There are many ways one can choose to remember Justice PN Bhagwati, who passed away at the age of 95 last week. Some may associate him with the infamous judgment in ADM Jabalpur v. Shivkant Shukla case (popularly known as Habeus Corpus) case, while some may always remember him as the man who gave voice to the underprivileged and marginalized sections of our society through the introduction of Public Interest Litigation (PIL).
Nevertheless, it is indisputable that he is responsible for the activist stance that our judiciary takes, when our legislative and executive branch of the government fails to perform.
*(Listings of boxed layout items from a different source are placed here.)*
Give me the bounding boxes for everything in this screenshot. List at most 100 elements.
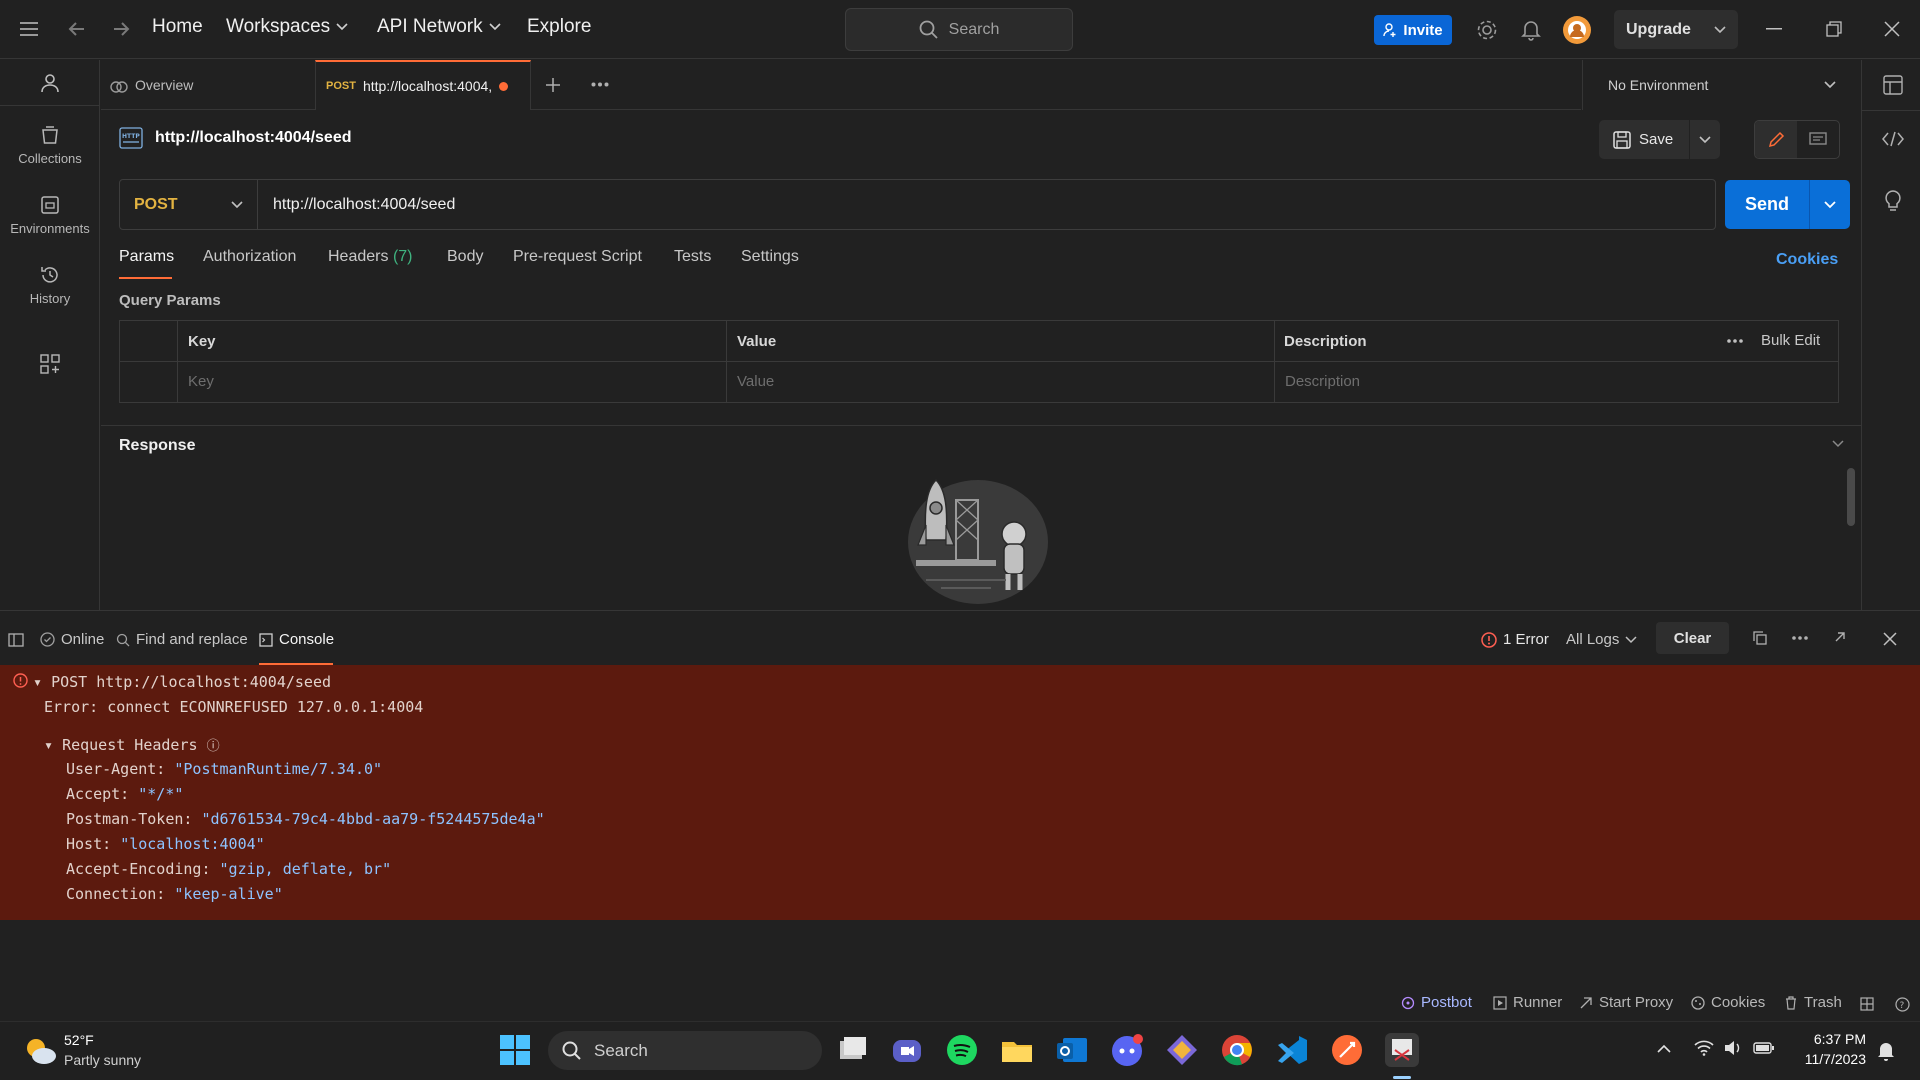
table-options-ellipsis-icon[interactable] <box>1727 339 1743 343</box>
global-search[interactable]: Search <box>845 8 1073 51</box>
git-client-icon[interactable] <box>1165 1033 1199 1067</box>
nav-home[interactable]: Home <box>152 16 203 38</box>
hamburger-menu-icon[interactable] <box>20 22 38 36</box>
clock-time[interactable]: 6:37 PM <box>1794 1031 1866 1047</box>
pop-out-icon[interactable] <box>1834 631 1846 643</box>
comments-mode-button[interactable] <box>1797 121 1839 158</box>
upgrade-button[interactable]: Upgrade <box>1614 10 1738 49</box>
environment-selector[interactable]: No Environment <box>1582 60 1862 110</box>
error-count-filter[interactable]: 1 Error <box>1481 631 1549 648</box>
weather-description[interactable]: Partly sunny <box>64 1052 141 1068</box>
bulk-edit-button[interactable]: Bulk Edit <box>1761 332 1820 349</box>
tab-params[interactable]: Params <box>119 248 174 279</box>
windows-start-icon[interactable] <box>500 1035 530 1065</box>
save-button[interactable]: Save <box>1599 120 1720 159</box>
close-console-icon[interactable] <box>1883 632 1897 646</box>
invite-button[interactable]: Invite <box>1374 15 1452 45</box>
param-key-input[interactable]: Key <box>188 373 718 390</box>
workspace-user-icon[interactable] <box>40 73 60 93</box>
edit-mode-button[interactable] <box>1755 121 1797 158</box>
pencil-icon <box>1768 131 1785 147</box>
tab-authorization[interactable]: Authorization <box>203 248 296 266</box>
help-icon[interactable]: ? <box>1895 997 1910 1012</box>
method-select[interactable]: POST <box>120 180 258 229</box>
trash-button[interactable]: Trash <box>1784 994 1842 1011</box>
vscode-icon[interactable] <box>1275 1033 1309 1067</box>
collapse-response-chevron-icon[interactable] <box>1832 440 1844 448</box>
volume-icon[interactable] <box>1724 1040 1742 1056</box>
tab-settings[interactable]: Settings <box>741 248 799 266</box>
console-icon <box>259 632 273 647</box>
forward-arrow-icon[interactable] <box>112 20 130 38</box>
log-request-line[interactable]: ▾ POST http://localhost:4004/seed <box>33 673 331 691</box>
spotify-icon[interactable] <box>945 1033 979 1067</box>
back-arrow-icon[interactable] <box>68 20 86 38</box>
nav-api-network[interactable]: API Network <box>377 16 501 38</box>
tab-overview[interactable]: Overview <box>110 60 315 110</box>
more-tabs-ellipsis-icon[interactable] <box>591 82 609 87</box>
notifications-bell-icon[interactable] <box>1521 19 1541 41</box>
tab-tests[interactable]: Tests <box>674 248 711 266</box>
copy-logs-icon[interactable] <box>1753 631 1767 645</box>
outlook-icon[interactable] <box>1055 1033 1089 1067</box>
chrome-icon[interactable] <box>1220 1033 1254 1067</box>
sidebar-item-history[interactable]: History <box>0 265 100 306</box>
notification-center-bell-icon[interactable] <box>1877 1041 1895 1061</box>
taskbar-search[interactable]: Search <box>548 1031 822 1070</box>
url-input[interactable]: http://localhost:4004/seed <box>258 196 455 214</box>
weather-temperature[interactable]: 52°F <box>64 1032 94 1048</box>
settings-gear-icon[interactable] <box>1476 19 1498 41</box>
response-scrollbar[interactable] <box>1847 468 1855 526</box>
teams-meet-icon[interactable] <box>890 1033 924 1067</box>
nav-workspaces[interactable]: Workspaces <box>226 16 348 38</box>
minimize-window-icon[interactable] <box>1766 28 1782 30</box>
console-options-ellipsis-icon[interactable] <box>1792 636 1808 640</box>
find-and-replace-button[interactable]: Find and replace <box>116 631 248 648</box>
runner-button[interactable]: Runner <box>1493 994 1562 1011</box>
tab-pre-request-script[interactable]: Pre-request Script <box>513 248 642 266</box>
environment-quick-look-icon[interactable] <box>1883 75 1903 95</box>
nav-explore[interactable]: Explore <box>527 16 591 38</box>
weather-sun-cloud-icon[interactable] <box>22 1034 58 1066</box>
lightbulb-icon[interactable] <box>1884 190 1902 212</box>
clear-console-button[interactable]: Clear <box>1656 622 1729 654</box>
user-avatar[interactable] <box>1562 15 1592 45</box>
toggle-sidebar-icon[interactable] <box>8 633 24 647</box>
save-options-dropdown[interactable] <box>1690 135 1720 144</box>
code-snippet-icon[interactable] <box>1882 131 1904 147</box>
postman-icon[interactable] <box>1330 1033 1364 1067</box>
sidebar-item-collections[interactable]: Collections <box>0 125 100 166</box>
file-explorer-icon[interactable] <box>1000 1033 1034 1067</box>
snipping-tool-icon[interactable] <box>1385 1033 1419 1067</box>
start-proxy-button[interactable]: Start Proxy <box>1579 994 1673 1011</box>
new-tab-plus-icon[interactable] <box>545 77 561 93</box>
sidebar-item-environments[interactable]: Environments <box>0 195 100 236</box>
tab-overview-label: Overview <box>135 77 194 93</box>
request-title-text[interactable]: http://localhost:4004/seed <box>155 129 352 147</box>
task-view-icon[interactable] <box>836 1033 870 1067</box>
param-value-input[interactable]: Value <box>737 373 1267 390</box>
tab-body[interactable]: Body <box>447 248 483 266</box>
battery-icon[interactable] <box>1753 1041 1775 1055</box>
request-headers-toggle[interactable]: ▾ Request Headers ⓘ <box>44 735 220 754</box>
online-status[interactable]: Online <box>40 631 104 648</box>
tab-headers[interactable]: Headers (7) <box>328 248 413 266</box>
param-description-input[interactable]: Description <box>1285 373 1825 390</box>
postbot-button[interactable]: Postbot <box>1401 994 1472 1011</box>
cookies-button[interactable]: Cookies <box>1691 994 1765 1011</box>
tab-active-request[interactable]: POST http://localhost:4004, <box>315 60 531 110</box>
clock-date[interactable]: 11/7/2023 <box>1794 1051 1866 1067</box>
log-level-select[interactable]: All Logs <box>1566 631 1637 648</box>
close-window-icon[interactable] <box>1884 21 1900 37</box>
add-widgets-icon[interactable] <box>40 354 60 374</box>
wifi-icon[interactable] <box>1694 1040 1714 1056</box>
show-hidden-icons-chevron-icon[interactable] <box>1657 1044 1671 1053</box>
layout-toggle-icon[interactable] <box>1860 997 1874 1011</box>
restore-window-icon[interactable] <box>1826 21 1842 37</box>
send-options-dropdown[interactable] <box>1810 180 1850 229</box>
cookies-link[interactable]: Cookies <box>1776 251 1838 269</box>
send-button[interactable]: Send <box>1725 180 1850 229</box>
console-tab[interactable]: Console <box>259 631 334 648</box>
header-key: Postman-Token: <box>66 810 193 828</box>
discord-icon[interactable] <box>1110 1033 1144 1067</box>
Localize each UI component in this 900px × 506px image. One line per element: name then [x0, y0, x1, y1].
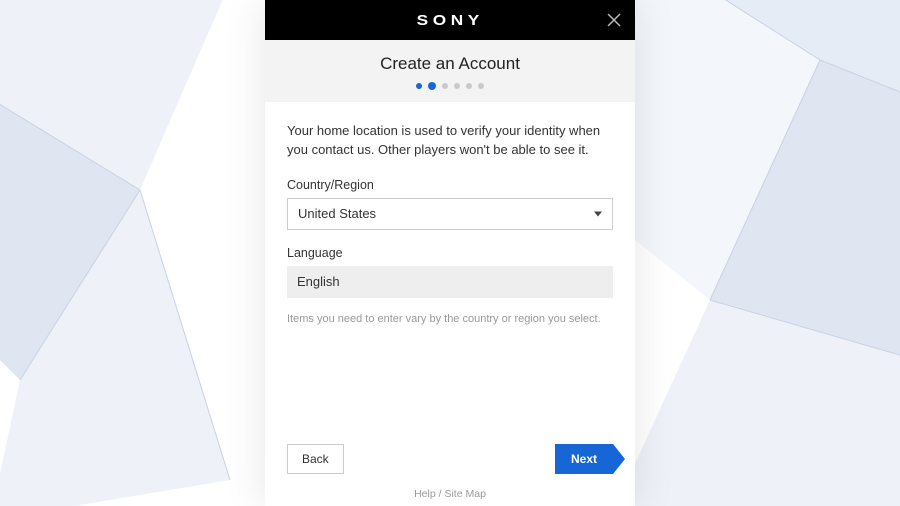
step-dot — [466, 83, 472, 89]
form-content: Your home location is used to verify you… — [265, 102, 635, 444]
step-dot — [428, 82, 436, 90]
step-dot — [454, 83, 460, 89]
brand-logo: SONY — [416, 12, 483, 29]
panel-subheader: Create an Account — [265, 40, 635, 102]
signup-panel: SONY Create an Account Your home locatio… — [265, 0, 635, 506]
country-value: United States — [298, 206, 376, 221]
close-icon[interactable] — [605, 11, 623, 29]
sitemap-link[interactable]: Site Map — [444, 488, 485, 500]
page-title: Create an Account — [265, 40, 635, 82]
intro-text: Your home location is used to verify you… — [287, 122, 613, 160]
language-value: English — [297, 274, 340, 289]
chevron-down-icon — [594, 211, 602, 216]
step-dot — [416, 83, 422, 89]
back-button[interactable]: Back — [287, 444, 344, 474]
country-select[interactable]: United States — [287, 198, 613, 230]
country-note: Items you need to enter vary by the coun… — [287, 312, 613, 327]
footer-links: Help / Site Map — [265, 488, 635, 506]
help-link[interactable]: Help — [414, 488, 436, 500]
language-label: Language — [287, 246, 613, 260]
step-indicator — [265, 82, 635, 102]
country-label: Country/Region — [287, 178, 613, 192]
step-dot — [478, 83, 484, 89]
action-bar: Back Next — [265, 444, 635, 488]
next-button[interactable]: Next — [555, 444, 613, 474]
language-field: English — [287, 266, 613, 298]
step-dot — [442, 83, 448, 89]
panel-header: SONY — [265, 0, 635, 40]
Justice Bhagwati was born in 1921 as Prafullachandra Natwarlal Bhagwati in Ahmedabad, then part of the Bombay Presidency. He graduated in 1941 in Maths from Elphinstone College, Bombay with a first class. The very next year, he was arrested during the Quit India Movement and went underground for four months.
After resurfacing, he went on to secure his law degree from Government Law College in Bombay and started practicing at the Bombay High Court, until he became its judge in 1960. In little over a decade he became a Supreme Court Judge. By the end of July 1985, he had become the Chief Justice of India. He served in the position until his retirement in December the next year.
If there were two cases we could pick that showcased Justice Bhagwati’s commitment to the ideals of democracy, they would be the Hussainara Khatoon Vs Home Secretary, Bihar (1979) and M.C. Mehta v. Union of India (1983).
Until the 1980s, only those people who had been personally affected by the law could knock on the doors of the court. They had to demonstrate the locus standi (or the standing required in law) that they have sufficiently been harmed by the law or the action that they are challenging in the court of law. Only then the case would be accepted.
However, in 1979, PN Bhagwati made history by accepting the petition of a practicing lawyer at Supreme Court of India, Pushpa Kapila Hingorani, to represent 18 undertrial prisoners (including 6 women), who were being kept in inhumane conditions, sometimes for much longer than their expected sentence, while they awaited their trails. He went on to rule in favour of the prisoners, eventually releasing 40,000 undertrial prisoners across India.
This became the first Public Interest Litigation case ever. Justice Bhagwati expanded the scope of locus standi, which allowed any individual, institution or NGO (including the court itself suo motu) could petition the court, if they could prove the litigation was in the larger interest of this undefinable entity called ‘public’. Even today, you can file a petition without relying on the legal jargon — a simple letter addressed to the court can be considered as a PIL. In fact, in Bandhua Mukthi Morcha vs Union of India & Others (1983), Justice Bhagwati accepted a post-card as a PIL.
He believed that, “The Court ha[d]s to innovate new methods and strategies to provide access to justice to large masses of people who were denied basic human rights, to whom freedom and liberty had no meaning.”
His conviction to social justice was also demonstrated in the M.C. Mehta v. Union of India (1986), where he made sure Shriram Food and Fertilisers Ltd. complex was held responsible for the gas leak that led to death of at least one person. Occurring soon after the Bhopal Gas Tragedy, the court found the company liable, even though they had no intention of actually causing the leak. This came to be known as absolute liability, where a company cannot claim the defense of lack of intention of harming.
Since his retirement, he had been a member of the United Nations Human Rights Committee from 1995 to 2009, being re-elected every two years after expiry of each term. He was awarded the Padma Vibhushan in 2007. The 17th Chief Justice of India passed away in Delhi after a brief illness on Thursday. He is survived by his wife and three daughters.
Despite the black mark of ADM Jabalpur case judgment (for which he has since apologized), Justice Bhagwati will always be known as the one who brought Lady Justice from the corridors of the courts to the streets and among the people.